Day 5- End this lesson unit with your trusty task cards (see Task Card Idea below)! Assess your students’ understanding, offer a functional math review (because you can never review these concepts too much), and relax with a word search!
Reading Passage Option
Using Chrome, download a Text to Speech extension and have it read the article to the class! I’ve had success with Read Aloud, but new ones are coming out, so just search the Google Web Store for options (just be sure to test it before class and set your voice and reading speed). Since just a random voice won’t be enough, re-read the passage or do a traditional popcorn read to revisit the topics in the reading passage.
Listen and Learn
A Listen & Learn is a short, 5 sentence PowerPoint/Google presentation that introduces the topic using visuals and audio. Ideal for non-readers! Read about what they are and how they might be right for your classroom here.
Task Card Idea
The fly swatter game is loosely similar to the around the world (yes, the game you played in grade school with multiplication facts). Have 2 students stand a few feet from the projector and give each of them a flyswatter. Using the projector, zoom in on one task card (use your projector’s remote audio/visual mute button, if it has one) and have the students read the question and swat the right answer. The winner gets to move on. This can cause a lot of excitement and can get students really involved in the review!
Further Practice Idea
Ask a guidance counselor to come to speak to your class about the process of taking a college class. Ask them to use simple terms, simple examples, and to be frank about the demands of college, academically and financially speaking. Hopefully, they will be the most well versed to speak to your local options and the options that are most appropriate for your students.

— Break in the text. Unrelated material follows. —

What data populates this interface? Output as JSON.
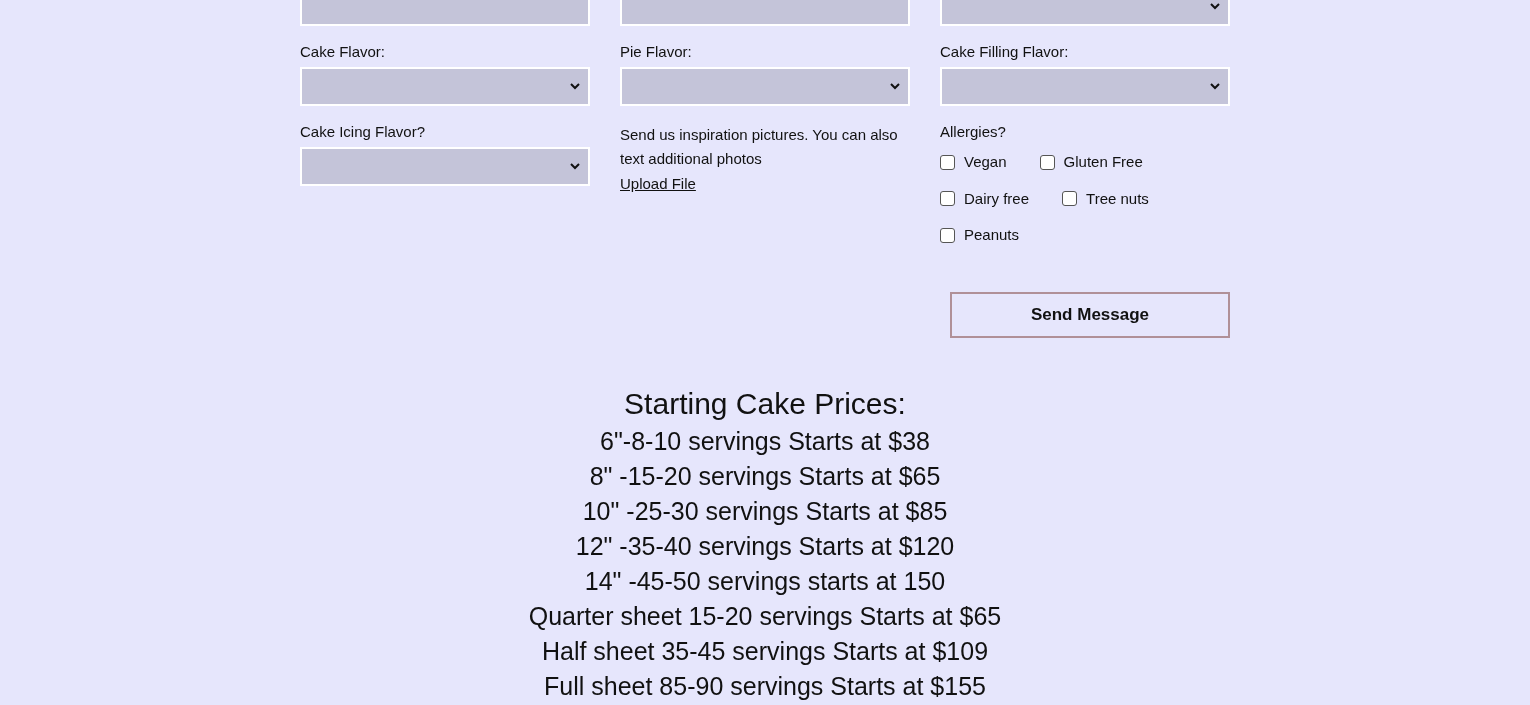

Ultimate Goal of the Lesson Unit
Registering for a college class is a multi-step and time consuming process. Helping students to see that this is both a time and financial commitment is the ultimate goal of this lesson. Making them aware of the process by being transparent in the steps will help prepare the most interested students for the reality of becoming a college student.
May I Also Suggest Teaching
If your students plan to drive themselves to college or want to drive, then combine this lesson unit with the Buying a Car lesson. If not, then pair this with the Savings Account lesson and help them to see that saving money can help them to pay for college responsibly.